Не успеваю договорить с дежурным о том, что случилось, как вижу, что к дому заворачивает полицейская машина. Бросаюсь к ней, в надежде уговорить сотрудников помочь Паше, но они и сами, оказывается, направляются туда. То ли соседи вызвали наряд раньше, среагировав на шум, то ли это кто-то из пашиных знакомых освободился.
Я хочу подняться с ними, но меня вежливо, но твёрдо просят остаться на улице с ребёнком. Замираю в жутком, томительном ожидании. Я боюсь как того, что Паша пострадал, так и того, что он в порыве ярости просто убьёт Глеба, и ему тогда будет грозить тюрьма. Если потребуется, я буду ждать его вечность, всю жизнь, до последнего вздоха, лишь бы только был жив... Но кто бы только знал, как же хочется, чтобы судьба сжалилась, и мы наконец-то были вместе.
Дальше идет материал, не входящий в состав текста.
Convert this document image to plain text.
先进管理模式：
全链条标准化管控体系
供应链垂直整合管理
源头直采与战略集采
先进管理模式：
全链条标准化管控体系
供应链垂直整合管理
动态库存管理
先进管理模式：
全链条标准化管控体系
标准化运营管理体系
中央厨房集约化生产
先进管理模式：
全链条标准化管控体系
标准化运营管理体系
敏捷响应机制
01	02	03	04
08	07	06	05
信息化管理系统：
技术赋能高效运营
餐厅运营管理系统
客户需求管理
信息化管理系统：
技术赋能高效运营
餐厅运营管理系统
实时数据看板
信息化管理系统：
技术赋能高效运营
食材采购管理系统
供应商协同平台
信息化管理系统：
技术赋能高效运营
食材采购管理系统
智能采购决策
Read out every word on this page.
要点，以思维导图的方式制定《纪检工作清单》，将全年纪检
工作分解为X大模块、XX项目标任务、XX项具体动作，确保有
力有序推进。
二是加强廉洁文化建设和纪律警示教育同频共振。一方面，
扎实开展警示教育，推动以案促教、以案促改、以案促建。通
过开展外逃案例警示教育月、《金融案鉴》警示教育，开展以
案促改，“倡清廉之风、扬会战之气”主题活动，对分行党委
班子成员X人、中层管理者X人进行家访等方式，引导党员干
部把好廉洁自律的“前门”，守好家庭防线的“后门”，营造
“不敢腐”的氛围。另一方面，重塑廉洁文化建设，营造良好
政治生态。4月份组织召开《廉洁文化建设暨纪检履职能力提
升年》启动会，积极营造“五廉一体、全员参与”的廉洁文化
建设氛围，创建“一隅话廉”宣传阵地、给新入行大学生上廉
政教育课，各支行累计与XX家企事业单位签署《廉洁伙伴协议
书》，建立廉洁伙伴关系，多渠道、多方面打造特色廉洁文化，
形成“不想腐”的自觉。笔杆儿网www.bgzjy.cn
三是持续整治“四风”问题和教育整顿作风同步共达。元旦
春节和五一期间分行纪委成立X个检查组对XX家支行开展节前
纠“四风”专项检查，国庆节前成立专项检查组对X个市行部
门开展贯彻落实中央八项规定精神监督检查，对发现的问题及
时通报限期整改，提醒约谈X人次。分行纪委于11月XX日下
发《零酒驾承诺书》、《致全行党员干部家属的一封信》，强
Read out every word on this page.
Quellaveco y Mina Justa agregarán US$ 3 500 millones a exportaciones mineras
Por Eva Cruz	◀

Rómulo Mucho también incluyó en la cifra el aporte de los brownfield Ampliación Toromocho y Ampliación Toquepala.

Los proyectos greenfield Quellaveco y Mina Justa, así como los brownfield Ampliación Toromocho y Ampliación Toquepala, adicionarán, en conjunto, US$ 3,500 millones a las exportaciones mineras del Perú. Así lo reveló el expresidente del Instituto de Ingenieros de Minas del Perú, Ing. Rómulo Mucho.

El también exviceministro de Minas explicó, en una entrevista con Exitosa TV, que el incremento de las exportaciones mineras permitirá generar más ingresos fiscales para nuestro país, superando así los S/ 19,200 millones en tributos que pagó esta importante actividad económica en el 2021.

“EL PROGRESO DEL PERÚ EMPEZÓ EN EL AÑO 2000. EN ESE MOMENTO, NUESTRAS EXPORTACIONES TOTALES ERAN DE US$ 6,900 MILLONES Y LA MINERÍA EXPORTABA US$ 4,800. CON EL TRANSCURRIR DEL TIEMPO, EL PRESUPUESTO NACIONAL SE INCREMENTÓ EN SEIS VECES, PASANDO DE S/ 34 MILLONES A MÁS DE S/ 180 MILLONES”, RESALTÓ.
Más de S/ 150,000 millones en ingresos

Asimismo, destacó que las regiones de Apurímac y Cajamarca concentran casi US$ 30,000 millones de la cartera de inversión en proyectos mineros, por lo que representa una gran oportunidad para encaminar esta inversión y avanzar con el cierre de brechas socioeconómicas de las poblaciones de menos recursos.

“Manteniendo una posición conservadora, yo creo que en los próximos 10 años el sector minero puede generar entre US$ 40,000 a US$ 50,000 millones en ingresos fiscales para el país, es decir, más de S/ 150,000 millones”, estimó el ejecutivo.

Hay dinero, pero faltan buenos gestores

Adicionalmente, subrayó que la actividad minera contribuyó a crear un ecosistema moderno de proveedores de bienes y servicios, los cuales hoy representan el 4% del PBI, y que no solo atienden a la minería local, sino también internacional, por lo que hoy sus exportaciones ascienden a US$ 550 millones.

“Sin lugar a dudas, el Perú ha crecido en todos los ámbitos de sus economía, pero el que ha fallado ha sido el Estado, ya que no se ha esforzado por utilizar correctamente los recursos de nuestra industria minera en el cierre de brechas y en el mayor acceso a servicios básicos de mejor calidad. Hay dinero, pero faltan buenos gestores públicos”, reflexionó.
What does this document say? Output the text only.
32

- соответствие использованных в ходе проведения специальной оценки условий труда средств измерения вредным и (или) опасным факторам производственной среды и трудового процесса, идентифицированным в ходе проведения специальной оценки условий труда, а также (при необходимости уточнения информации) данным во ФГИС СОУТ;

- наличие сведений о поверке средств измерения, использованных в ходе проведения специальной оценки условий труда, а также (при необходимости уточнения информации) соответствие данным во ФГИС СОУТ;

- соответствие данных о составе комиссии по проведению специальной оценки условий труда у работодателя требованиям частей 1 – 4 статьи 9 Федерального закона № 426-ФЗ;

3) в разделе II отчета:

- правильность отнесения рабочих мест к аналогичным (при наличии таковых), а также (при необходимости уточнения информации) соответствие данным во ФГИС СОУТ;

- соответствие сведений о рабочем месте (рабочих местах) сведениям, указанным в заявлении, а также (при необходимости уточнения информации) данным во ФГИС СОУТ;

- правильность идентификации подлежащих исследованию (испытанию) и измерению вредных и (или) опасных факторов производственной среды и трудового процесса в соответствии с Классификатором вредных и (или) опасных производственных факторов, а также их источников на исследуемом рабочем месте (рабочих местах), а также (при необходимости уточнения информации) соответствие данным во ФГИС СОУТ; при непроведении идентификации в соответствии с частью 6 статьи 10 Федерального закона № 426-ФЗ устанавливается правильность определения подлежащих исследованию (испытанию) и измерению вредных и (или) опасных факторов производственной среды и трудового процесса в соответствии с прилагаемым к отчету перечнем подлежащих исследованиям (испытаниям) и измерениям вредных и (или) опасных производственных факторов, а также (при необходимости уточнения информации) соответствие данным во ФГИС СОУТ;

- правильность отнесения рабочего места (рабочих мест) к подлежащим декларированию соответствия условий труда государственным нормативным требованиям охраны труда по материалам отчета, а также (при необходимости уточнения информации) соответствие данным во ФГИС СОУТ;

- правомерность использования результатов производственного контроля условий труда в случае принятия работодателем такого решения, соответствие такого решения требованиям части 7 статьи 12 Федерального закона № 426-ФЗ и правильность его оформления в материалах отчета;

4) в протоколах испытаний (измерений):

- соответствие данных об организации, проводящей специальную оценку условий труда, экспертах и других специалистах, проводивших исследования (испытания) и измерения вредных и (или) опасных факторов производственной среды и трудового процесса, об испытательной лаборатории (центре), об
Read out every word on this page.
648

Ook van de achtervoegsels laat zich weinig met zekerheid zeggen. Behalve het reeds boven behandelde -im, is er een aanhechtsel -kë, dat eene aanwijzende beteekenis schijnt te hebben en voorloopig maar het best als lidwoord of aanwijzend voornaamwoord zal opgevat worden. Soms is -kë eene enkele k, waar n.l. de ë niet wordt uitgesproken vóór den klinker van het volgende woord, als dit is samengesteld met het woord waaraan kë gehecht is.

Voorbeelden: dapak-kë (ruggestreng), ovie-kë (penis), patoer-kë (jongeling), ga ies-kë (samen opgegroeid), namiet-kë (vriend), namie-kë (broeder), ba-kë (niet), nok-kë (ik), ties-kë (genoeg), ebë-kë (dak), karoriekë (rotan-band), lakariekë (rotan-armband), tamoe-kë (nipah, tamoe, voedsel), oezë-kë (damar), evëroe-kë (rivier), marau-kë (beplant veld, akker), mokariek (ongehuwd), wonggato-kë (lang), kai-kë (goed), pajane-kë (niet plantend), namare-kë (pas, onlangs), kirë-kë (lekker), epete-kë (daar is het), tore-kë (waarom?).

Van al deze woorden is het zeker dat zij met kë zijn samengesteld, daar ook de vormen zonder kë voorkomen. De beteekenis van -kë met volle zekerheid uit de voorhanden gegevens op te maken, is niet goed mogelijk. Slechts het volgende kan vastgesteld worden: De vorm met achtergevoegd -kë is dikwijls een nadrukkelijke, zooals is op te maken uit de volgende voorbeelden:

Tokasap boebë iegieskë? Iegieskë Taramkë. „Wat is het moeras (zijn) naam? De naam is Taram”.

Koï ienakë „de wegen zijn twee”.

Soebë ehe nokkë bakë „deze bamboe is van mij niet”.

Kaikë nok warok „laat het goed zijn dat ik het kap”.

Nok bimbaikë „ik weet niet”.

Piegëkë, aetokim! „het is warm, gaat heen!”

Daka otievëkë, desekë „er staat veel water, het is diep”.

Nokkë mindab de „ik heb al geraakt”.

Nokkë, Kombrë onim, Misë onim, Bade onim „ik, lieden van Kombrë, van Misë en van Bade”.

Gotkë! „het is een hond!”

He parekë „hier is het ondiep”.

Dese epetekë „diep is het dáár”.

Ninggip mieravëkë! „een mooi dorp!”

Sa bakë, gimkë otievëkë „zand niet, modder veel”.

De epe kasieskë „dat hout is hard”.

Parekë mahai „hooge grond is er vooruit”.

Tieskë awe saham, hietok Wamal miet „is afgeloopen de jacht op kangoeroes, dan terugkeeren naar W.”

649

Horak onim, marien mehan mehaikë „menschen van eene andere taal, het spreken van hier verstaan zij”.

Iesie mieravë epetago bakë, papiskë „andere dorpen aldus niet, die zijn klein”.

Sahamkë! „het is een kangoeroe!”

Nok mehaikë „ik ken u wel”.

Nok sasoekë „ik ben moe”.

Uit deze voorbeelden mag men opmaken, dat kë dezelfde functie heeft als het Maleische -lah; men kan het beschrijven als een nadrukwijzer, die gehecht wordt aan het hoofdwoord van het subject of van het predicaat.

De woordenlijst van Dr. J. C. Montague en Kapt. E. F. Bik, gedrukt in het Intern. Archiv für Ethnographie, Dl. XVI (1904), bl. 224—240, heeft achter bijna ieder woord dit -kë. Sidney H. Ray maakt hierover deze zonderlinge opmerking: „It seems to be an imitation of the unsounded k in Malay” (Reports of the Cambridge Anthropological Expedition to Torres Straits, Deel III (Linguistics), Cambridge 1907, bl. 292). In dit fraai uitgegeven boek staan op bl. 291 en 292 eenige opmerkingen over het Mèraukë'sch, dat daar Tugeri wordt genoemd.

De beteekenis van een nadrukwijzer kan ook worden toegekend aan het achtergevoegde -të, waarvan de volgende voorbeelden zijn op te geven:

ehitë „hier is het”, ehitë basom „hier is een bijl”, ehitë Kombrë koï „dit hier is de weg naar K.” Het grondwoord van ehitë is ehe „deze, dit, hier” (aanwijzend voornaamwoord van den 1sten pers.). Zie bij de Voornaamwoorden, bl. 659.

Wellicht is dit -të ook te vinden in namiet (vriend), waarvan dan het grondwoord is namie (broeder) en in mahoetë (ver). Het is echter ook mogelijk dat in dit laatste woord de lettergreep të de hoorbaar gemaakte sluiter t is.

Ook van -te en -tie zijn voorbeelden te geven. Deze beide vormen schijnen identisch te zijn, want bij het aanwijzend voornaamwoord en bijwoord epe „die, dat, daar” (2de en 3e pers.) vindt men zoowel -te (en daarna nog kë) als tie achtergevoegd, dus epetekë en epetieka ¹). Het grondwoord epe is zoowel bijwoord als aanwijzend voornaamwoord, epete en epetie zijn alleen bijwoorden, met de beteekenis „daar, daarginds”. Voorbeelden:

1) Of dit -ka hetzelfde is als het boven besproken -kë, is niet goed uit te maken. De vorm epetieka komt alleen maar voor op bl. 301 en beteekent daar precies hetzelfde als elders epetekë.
Беспомощно мечусь по улице с дочерью на руках и корю себя за то, что в порыве страха за ребёнка позволила чувствам взять верх над чувством самосохранения. Слишком уверенная в том, что Паша все держит на контроле, я забыла о его вспыльчивости и самонадеянности, и теперь мы все расплачиваемся за это. А ведь я могла его остановить и дождаться полицию.
Озираюсь, с тревогой прислушиваясь к отдаленным сигналам сирены. Пожалуйста, только не к нам!.. Увы, спустя минуту, в узкий двор пятиэтажки, мигая огнями и разгоняя сгущающиеся сумерки, заворачивает машина скорой помощи.